Les critères les plus importants dans le choix de telle ou telle technologie dépendent de la complexité de l’installation, des coûts de maintenance et de sécurité, de la formation de l’équipage, mais aussi de la performance et des dépenses en capital.


Qui sont les acteurs de ce nouveau marché ?


Neoline

Fondée en 2015, la société nantaise Neoline propose un cargo-roulier hybride qui utilise le vent en mode de propulsion principal (et un moteur électrique en propulsion auxiliaire). En partenariat avec Neopolia, le groupe Sogestran et la Compagnie Maritime Nantaise, elle construit un navire qui devrait opérer sur une ligne transatlantique ro-ro à la voile d’ici 2021.

Il devrait relier les côtes Est des Etats-Unis au port de Nantes-Saint-Nazaire tout en passant par Saint-Pierre et Miquelon. Le groupe Renault et les entreprises Bénéteau et Manitou se sont déjà positionnés comme futurs clients sur ces liaisons.


Zéphyr & Borée

Également basée à Nantes, Zéphyr & Borée travaille actuellement à la conception de navires de commerce hybrides voile-moteur permettant de réduire les émissions de CO2 de 20% à 50% ainsi que autres émissions polluantes (SOX, NOX, particules fines) du transport tout en respectant des délais de livraison et des prix compétitifs.

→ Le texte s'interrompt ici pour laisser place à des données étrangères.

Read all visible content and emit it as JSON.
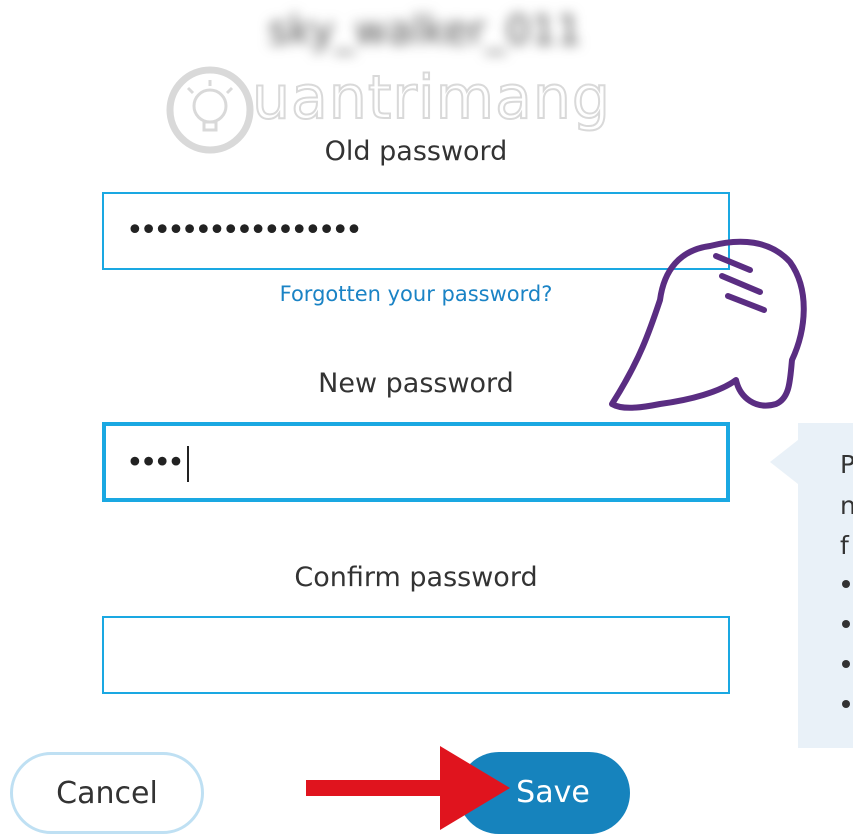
{
  "username": "sky_walker_011",
  "watermark": {
    "text": "uantrimang",
    "icon": "lightbulb-icon"
  },
  "old_password": {
    "label": "Old password",
    "value": "•••••••••••••••••"
  },
  "forgot_link": "Forgotten your password?",
  "new_password": {
    "label": "New password",
    "value": "••••"
  },
  "confirm_password": {
    "label": "Confirm password",
    "value": ""
  },
  "tooltip": {
    "lines": [
      "P",
      "n",
      "f"
    ],
    "bullet_count": 4
  },
  "buttons": {
    "cancel": "Cancel",
    "save": "Save"
  },
  "colors": {
    "accent": "#1aa8e2",
    "save_bg": "#1683bd",
    "link": "#1a83c5",
    "arrow": "#e0141e",
    "hand": "#5a2d82"
  }
}
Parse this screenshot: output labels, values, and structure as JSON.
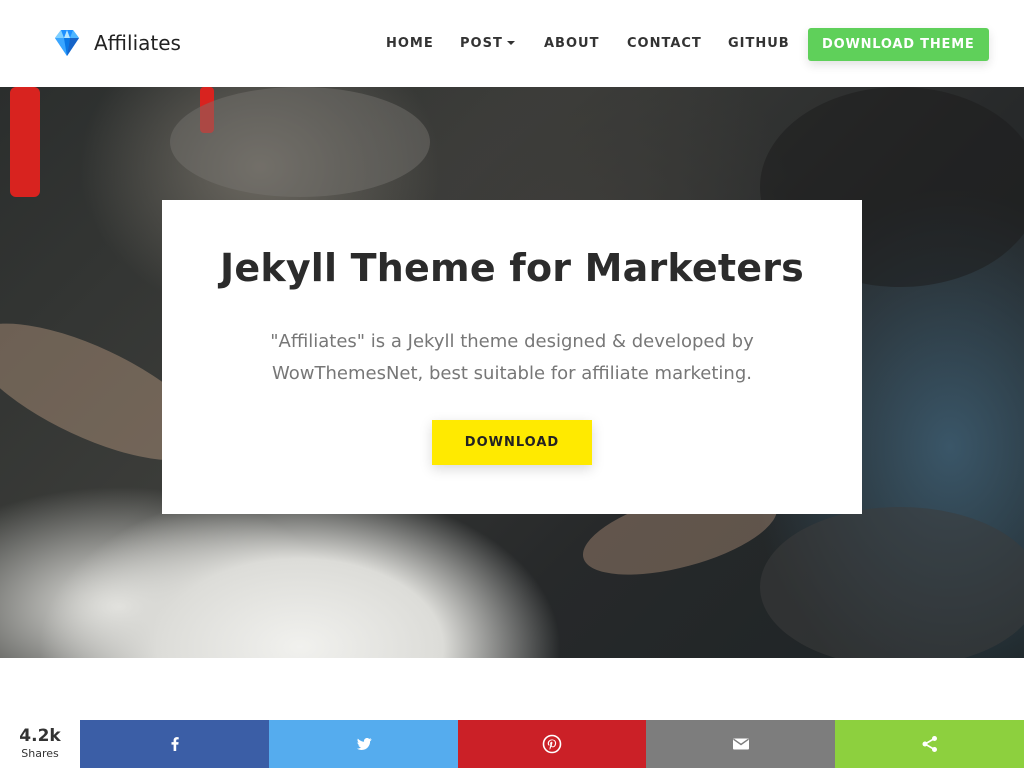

L’entreprise ouvrira également une ligne commerciale transatlantique d’ici 2022 afin de transporter le lanceur de la fusée Ariane 6 entre la métropole et la Guyane.


Airseas
Fondée en 2016 à Toulouse, Airseas est un spin-off de la société Airbus. Elle mise sur des ailes de kite géantes pour la propulsion des navires de commerce. Entre 2020 et 2021, elle devrait équiper d’une aile de kite automatisée de 500 m2 (baptisée SeaWing) le navire roulier de Louis Dreyfus Armateurs, le Ville de Bordeaux. Ce navire devrait ensuite, d’ici fin 2021, réaliser de premiers trajets entre la France et les USA afin d’y transporter des pièces d’Airbus A320.


Beyond the sea

Créée près de Bordeaux en 2014 par l’ancien navigateur Yves Parlier, Beyond the sea mise également sur les voiles de Kite pour équiper des navires de commerce. Associée avec le géant CMA CGM, elle mise sur de premiers prototypes d’ici 2020. Selon leurs concepteurs, le gain de consommation de carburant serait de 20% aux allures portantes.


TOWT et Grain de sail

TOWT (Transoceanic Wind Transport) et Grain de Sail sont deux entreprises qui misent sur la voile pour réaliser des navigations transatlantiques ou du cabotage en Europe afin de transporter des produits comme le thé, le café, le chocolat ou encore le Rhum.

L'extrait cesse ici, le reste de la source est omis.